Proxies are variables in an underwriting model whose predictive power is attributable mostly to their correlation with protected-class membership, such as race, gender, or age, rather than a valid credit characteristic. For example, ZIP codes can be a close proxy for race due to residential segregation while language preference may strongly correlate with national origin, making it another potential close proxy. The elimination of proxies from underwriting models isn’t just a matter of fairness, it’s a regulatory requirement. The Equal Credit Opportunity Act (ECOA) states that the use of protected class characteristics, and variables that act as close proxies for them, is generally prohibited. But a greater understanding of what exactly makes a variable a proxy is required before an organization can find and remove it from a model.
One might assume that any variable correlated with a demographic attribute is a proxy, but that’s too broad a definition. Even traditional credit scores, a cornerstone of today’s lending industry, are correlated with demographic attributes. In fact, it’s that correlation between a variable’s predictive power and protected-class membership that matters. Let’s look at an example to illustrate this:
If we included an applicant’s name in the model, we might observe that individuals named James and Mary pay back their loans less often than those named Michael and Jessica. The model then learns to associate these names with a lack of creditworthiness. But it turns out that James and Mary were the most common baby names in the 1950s, while Michael and Jessica were the most common in the 1990s. While there is no reason to believe that a person’s name has any effect on their creditworthiness, we know from experience that age can be a good predictor of credit performance.
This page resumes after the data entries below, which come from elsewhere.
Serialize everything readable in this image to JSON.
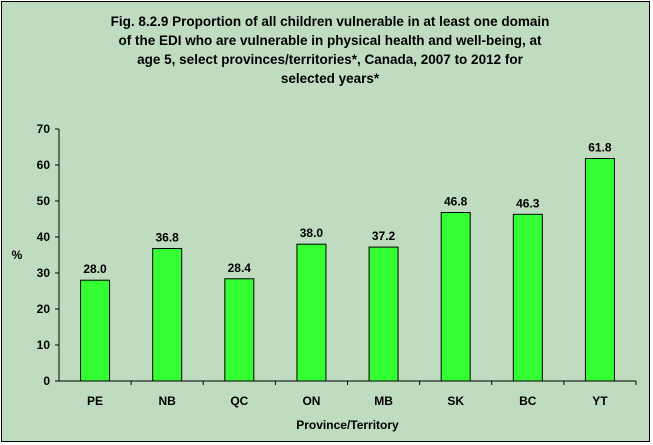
{
  "chart_data": {
    "type": "bar",
    "title": "Fig. 8.2.9 Proportion of all children vulnerable in at least one domain of the EDI who are vulnerable in physical health and well-being, at age 5, select provinces/territories*, Canada, 2007 to 2012 for selected years*",
    "title_lines": [
      "Fig. 8.2.9 Proportion of all children vulnerable in at least one domain",
      "of the EDI who are vulnerable in physical health and well-being, at",
      "age 5, select provinces/territories*, Canada, 2007 to 2012 for",
      "selected years*"
    ],
    "xlabel": "Province/Territory",
    "ylabel": "%",
    "categories": [
      "PE",
      "NB",
      "QC",
      "ON",
      "MB",
      "SK",
      "BC",
      "YT"
    ],
    "values": [
      28.0,
      36.8,
      28.4,
      38.0,
      37.2,
      46.8,
      46.3,
      61.8
    ],
    "data_labels": [
      "28.0",
      "36.8",
      "28.4",
      "38.0",
      "37.2",
      "46.8",
      "46.3",
      "61.8"
    ],
    "ylim": [
      0,
      70
    ],
    "yticks": [
      "0",
      "10",
      "20",
      "30",
      "40",
      "50",
      "60",
      "70"
    ],
    "grid": false,
    "legend": "none",
    "colors": {
      "bar": "#33ff33",
      "bar_stroke": "#000000",
      "background": "#c0dcc0"
    }
  }
}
Older individuals may be more likely to see declines in their income as they move into retirement, which could make it difficult to pay bills or keep current on loans, resulting in poor credit. Therefore, the Jameses and Marys declined by our model may be in this older age demographic given the prevalence of the names 70 years ago. Individuals in their 30s, however, are likely to have steady jobs and a stable credit history after paying off school loans and taking on a home mortgage. Of course, this isn’t always true. Thirtysomethings may have a shorter credit history and less wealth, while older individuals may be more established financially and have a long history of responsible credit use.
In learning to associate a person’s name with creditworthiness (or the lack thereof), the model was using that information as a proxy for age, which would not be allowed under ECOA rules. It identified this trend because of an overall association between age and creditworthiness, stemming from the fact that older individuals may struggle financially in retirement after losing the income from a decades-long career. While this trend generally holds when you consider all individuals, it does not hold when you restrict yourself to specific age groups.
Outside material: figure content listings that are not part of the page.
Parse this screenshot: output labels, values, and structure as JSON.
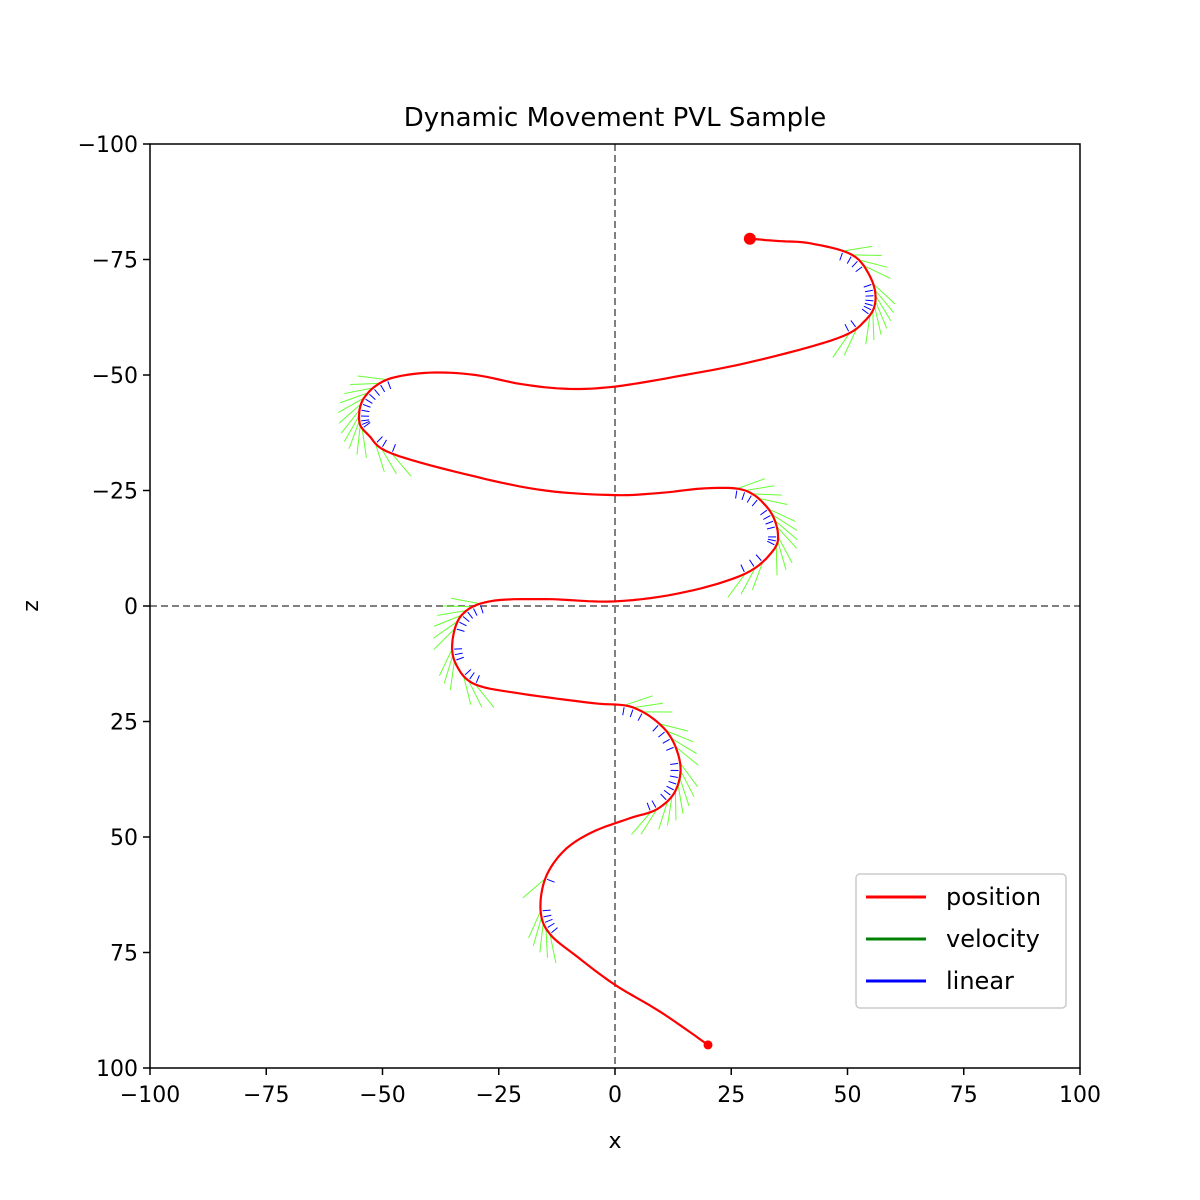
{
  "chart_data": {
    "type": "line",
    "title": "Dynamic Movement PVL Sample",
    "xlabel": "x",
    "ylabel": "z",
    "xlim": [
      -100,
      100
    ],
    "ylim": [
      100,
      -100
    ],
    "y_inverted": true,
    "xticks": [
      -100,
      -75,
      -50,
      -25,
      0,
      25,
      50,
      75,
      100
    ],
    "yticks": [
      -100,
      -75,
      -50,
      -25,
      0,
      25,
      50,
      75,
      100
    ],
    "xtick_labels": [
      "−100",
      "−75",
      "−50",
      "−25",
      "0",
      "25",
      "50",
      "75",
      "100"
    ],
    "ytick_labels": [
      "−100",
      "−75",
      "−50",
      "−25",
      "0",
      "25",
      "50",
      "75",
      "100"
    ],
    "reference_lines": {
      "x": 0,
      "y": 0,
      "style": "dashed",
      "color": "#808080"
    },
    "legend": {
      "placement": "bottom-right",
      "entries": [
        {
          "label": "position",
          "color": "#ff0000"
        },
        {
          "label": "velocity",
          "color": "#008000"
        },
        {
          "label": "linear",
          "color": "#0000ff"
        }
      ]
    },
    "series": [
      {
        "name": "position",
        "color": "#ff0000",
        "points": [
          [
            20,
            95
          ],
          [
            10,
            88
          ],
          [
            0,
            82
          ],
          [
            -8,
            76
          ],
          [
            -14,
            71
          ],
          [
            -16,
            66
          ],
          [
            -15,
            59
          ],
          [
            -11,
            53
          ],
          [
            -5,
            49
          ],
          [
            3,
            46
          ],
          [
            9,
            44
          ],
          [
            13,
            40
          ],
          [
            14,
            34
          ],
          [
            11,
            27
          ],
          [
            4,
            22
          ],
          [
            -5,
            21
          ],
          [
            -20,
            19
          ],
          [
            -30,
            17
          ],
          [
            -34,
            13
          ],
          [
            -35,
            8
          ],
          [
            -33,
            2
          ],
          [
            -27,
            -1
          ],
          [
            -15,
            -1.5
          ],
          [
            0,
            -1
          ],
          [
            15,
            -3
          ],
          [
            28,
            -7
          ],
          [
            34,
            -12
          ],
          [
            35,
            -16
          ],
          [
            33,
            -21
          ],
          [
            28,
            -25
          ],
          [
            20,
            -25.5
          ],
          [
            10,
            -24.5
          ],
          [
            0,
            -24
          ],
          [
            -15,
            -25
          ],
          [
            -30,
            -28
          ],
          [
            -48,
            -33
          ],
          [
            -53,
            -37
          ],
          [
            -55,
            -40
          ],
          [
            -54,
            -45
          ],
          [
            -49,
            -49
          ],
          [
            -40,
            -50.5
          ],
          [
            -30,
            -50
          ],
          [
            -20,
            -48
          ],
          [
            -10,
            -47
          ],
          [
            0,
            -47.5
          ],
          [
            15,
            -50
          ],
          [
            30,
            -53
          ],
          [
            48,
            -58
          ],
          [
            54,
            -62
          ],
          [
            56,
            -66
          ],
          [
            55,
            -71
          ],
          [
            51,
            -76
          ],
          [
            42,
            -78.5
          ],
          [
            35,
            -79
          ],
          [
            29,
            -79.5
          ]
        ],
        "start": [
          20,
          95
        ],
        "end": [
          29,
          -79.5
        ]
      }
    ],
    "vector_fields": [
      {
        "name": "velocity",
        "color": "#66ff33",
        "segments": "short tangent segments along the curved parts of the path"
      },
      {
        "name": "linear",
        "color": "#0000ff",
        "segments": "short normal dashes on the inside of each bend"
      }
    ]
  }
}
The above example leads to the main observation underlying Upstart’s patent-pending proxy detection methodology: that proxies don’t hold up as an accurate measure of a person’s creditworthiness when conditioned, or restricted, to protected-class membership. For example, we observed that, on the whole population, a person’s name seemed to have a correlation with credit risk. However, when we considered specific age groups, the association completely disappeared. Upstart performs this test for all model variables to ensure they are not operating as proxies. Here’s how it works:
We use a scoring system to rank each variable according to its likelihood of being a stand-in for a protected group. First, we measure the predictive power of a variable by computing its association with a loan default or prepayment. If the variable successfully predicts either outcome, it may be beneficial to the model. But then we restrict the variable to applicants from a specific demographic group and test it again. A variable that loses most of its predictive power for default or prepayment when conditioned on a demographic attribute has the risk of being a proxy, according to our definition. A comparison of the two results gives us what we call a “normalized proxy score,” allowing us to determine the severity of the variable’s “proxiness.” In essence, a high normalized proxy score means the variable is still a good predictor even within a specific demographic group. A low score means it’s not a good predictor, indicating that the variable might be acting as a proxy for the demographic attribute rather than directly predicting the outcome.
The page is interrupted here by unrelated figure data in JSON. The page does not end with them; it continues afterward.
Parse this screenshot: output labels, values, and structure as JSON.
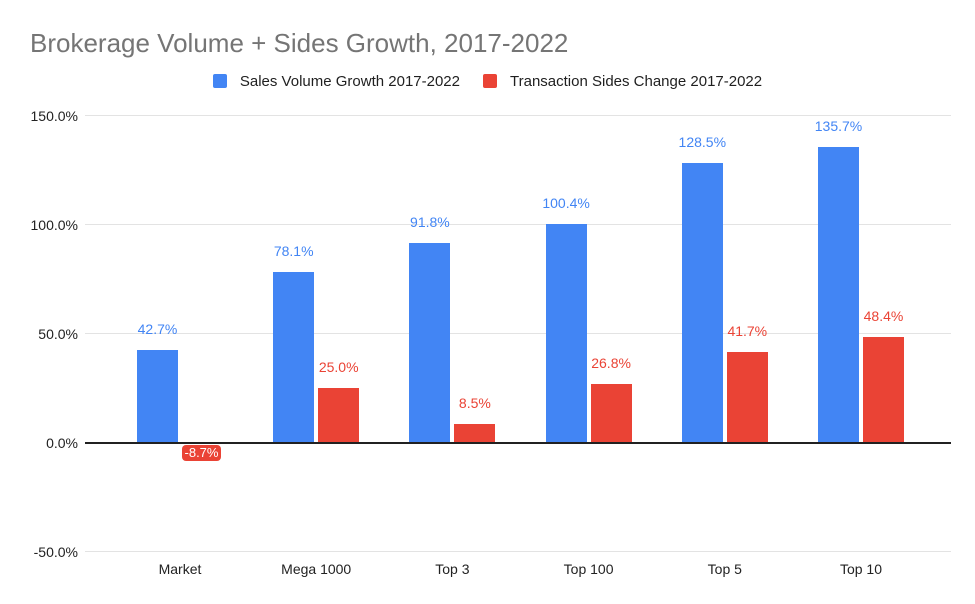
{
  "title": "Brokerage Volume + Sides Growth, 2017-2022",
  "colors": {
    "series_blue": "#4285f4",
    "series_red": "#ea4335",
    "title_gray": "#757575",
    "grid": "#e3e3e3",
    "axis": "#212121",
    "tick_label": "#222222",
    "negative_label_text": "#ffffff"
  },
  "legend": [
    {
      "label": "Sales Volume Growth 2017-2022",
      "color": "#4285f4"
    },
    {
      "label": "Transaction Sides Change 2017-2022",
      "color": "#ea4335"
    }
  ],
  "chart_data": {
    "type": "bar",
    "title": "Brokerage Volume + Sides Growth, 2017-2022",
    "categories": [
      "Market",
      "Mega 1000",
      "Top 3",
      "Top 100",
      "Top 5",
      "Top 10"
    ],
    "series": [
      {
        "name": "Sales Volume Growth 2017-2022",
        "color": "#4285f4",
        "values": [
          42.7,
          78.1,
          91.8,
          100.4,
          128.5,
          135.7
        ]
      },
      {
        "name": "Transaction Sides Change 2017-2022",
        "color": "#ea4335",
        "values": [
          -8.7,
          25.0,
          8.5,
          26.8,
          41.7,
          48.4
        ]
      }
    ],
    "value_labels": [
      [
        "42.7%",
        "78.1%",
        "91.8%",
        "100.4%",
        "128.5%",
        "135.7%"
      ],
      [
        "-8.7%",
        "25.0%",
        "8.5%",
        "26.8%",
        "41.7%",
        "48.4%"
      ]
    ],
    "xlabel": "",
    "ylabel": "",
    "ylim": [
      -50,
      150
    ],
    "y_ticks": [
      "150.0%",
      "100.0%",
      "50.0%",
      "0.0%",
      "-50.0%"
    ],
    "zero_tick": "0.0%",
    "grid": true,
    "legend_position": "top"
  }
}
There are multiple benefits to Upstart’s proxy analysis: First, our definition of a proxy lends itself well to intuitive interpretation and computational speed due to its simplicity. Second, because the proxy score does not depend on the model, we can keep the detection process separate from the building of the model. This is important because we won’t miss proxies included in a model that the model may not currently be using, but may learn to use in the future. Third, the normalization of the proxy score allows us to put different variables on the same scale so that we can compare them to empirically derived thresholds that hold across all variables. Finally, and most importantly, having an efficient and effective way of screening out proxy variables enables us to more confidently include new information in our models, ultimately leading to more accurate assessments of risk and improving access to credit across all demographic groups.
¹ Upstart does not collect demographic information from its applicants. The demographic attributes are estimated via location and surname using the BISG methodology.